New Members and Old Resolutions

Four new states will be admitted to the UN in September: the two Koreas, the Marshall Islands and Federated States of Micronesia. That means that the move to repeal the "Zionism is Racism" resolution has probably gained three extra votes in the General Assembly. However, the prospect of a Middle East peace conference will likely keep it off the agenda. There is no precedent for repealing a GA resolution, and despite Israeli pressure the US administration will not want to risk it unless it is sure of a reasonable margin of success.

It would be very embarrassing for the Arab allies of the US to discuss the issue before the peace conference. They would either have to accede to American pressure before any Israeli concessions, or disagree publicly and meet at the conference table with a state they had just reiterated was racist. If the repeal were tabled, then there would be strong support for a move to defer the issue until peace has been achieved.

Similar pressures impelled the shelving of the Arabs' proposed Security Council resolution on settlements in the occupied territories. "It was tabled, but now all the concerned parties do not want to push it until the peace talks are over," said one Arab diplomat, who added pessimistically, "but I can't see them being successful."

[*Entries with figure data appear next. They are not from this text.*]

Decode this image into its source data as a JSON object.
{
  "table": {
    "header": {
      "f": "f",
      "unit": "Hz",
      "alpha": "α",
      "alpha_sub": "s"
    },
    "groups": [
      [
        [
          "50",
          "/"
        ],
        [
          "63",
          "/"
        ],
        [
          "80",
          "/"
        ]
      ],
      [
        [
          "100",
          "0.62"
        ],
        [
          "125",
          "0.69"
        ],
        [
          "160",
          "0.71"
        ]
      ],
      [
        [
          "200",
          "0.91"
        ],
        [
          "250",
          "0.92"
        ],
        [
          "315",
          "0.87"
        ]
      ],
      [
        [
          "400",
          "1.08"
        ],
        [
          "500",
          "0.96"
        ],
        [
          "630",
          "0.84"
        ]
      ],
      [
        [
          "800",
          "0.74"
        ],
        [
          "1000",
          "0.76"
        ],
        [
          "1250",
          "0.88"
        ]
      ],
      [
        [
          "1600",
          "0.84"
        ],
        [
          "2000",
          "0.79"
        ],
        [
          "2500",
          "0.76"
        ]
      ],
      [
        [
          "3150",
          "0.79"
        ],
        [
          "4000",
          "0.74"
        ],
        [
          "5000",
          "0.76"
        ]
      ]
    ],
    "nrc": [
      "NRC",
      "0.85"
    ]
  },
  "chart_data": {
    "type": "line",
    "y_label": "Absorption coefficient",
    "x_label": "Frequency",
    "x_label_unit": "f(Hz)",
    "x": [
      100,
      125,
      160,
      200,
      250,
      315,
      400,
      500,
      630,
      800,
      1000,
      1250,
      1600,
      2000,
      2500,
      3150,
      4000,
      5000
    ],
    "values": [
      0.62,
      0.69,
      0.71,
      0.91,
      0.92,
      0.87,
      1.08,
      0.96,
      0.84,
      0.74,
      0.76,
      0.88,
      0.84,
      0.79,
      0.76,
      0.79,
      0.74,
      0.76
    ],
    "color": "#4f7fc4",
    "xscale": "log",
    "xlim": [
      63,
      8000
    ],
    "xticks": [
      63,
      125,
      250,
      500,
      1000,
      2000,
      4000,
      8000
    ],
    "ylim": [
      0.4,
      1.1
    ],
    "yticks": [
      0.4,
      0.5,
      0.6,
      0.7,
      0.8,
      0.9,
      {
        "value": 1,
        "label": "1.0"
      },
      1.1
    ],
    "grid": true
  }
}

Obstacles in Western Sahara

Meanwhile, Western Sahara provides a foretaste of the type of obstacles which an international peace settlement could meet. Faced with internal resistance, King Hassan of Morocco explained on August 20 that he had agreed to a referendum as long ago as 1981 so as to avoid one being imposed and run solely by the UN. Indeed he refers to the position of another "Arab country" whose sovereignty had been effectively stripped away by the international community.

Despite his confident proclamations of the outcome as restating the "Moroccanness" of the territory, his government has been putting obstacles in the way of the UN team and then castigating it for its delay in completing the census of voters. In addition to the 74,000 Saharans counted in the 1974 census, Morocco has submitted another 120,000 names a rather large margin of statistical error for any census.

At the end of August, Morocco was claiming to be adhering to the peace process, but refusing entry to Johannes Manz, the head of the UN team. King Hassan's speech could be interpreted as preparing Moroccans for a possible defeat which could then be blamed upon the UN.

Ian Williams is a British journalist based at the United Nations.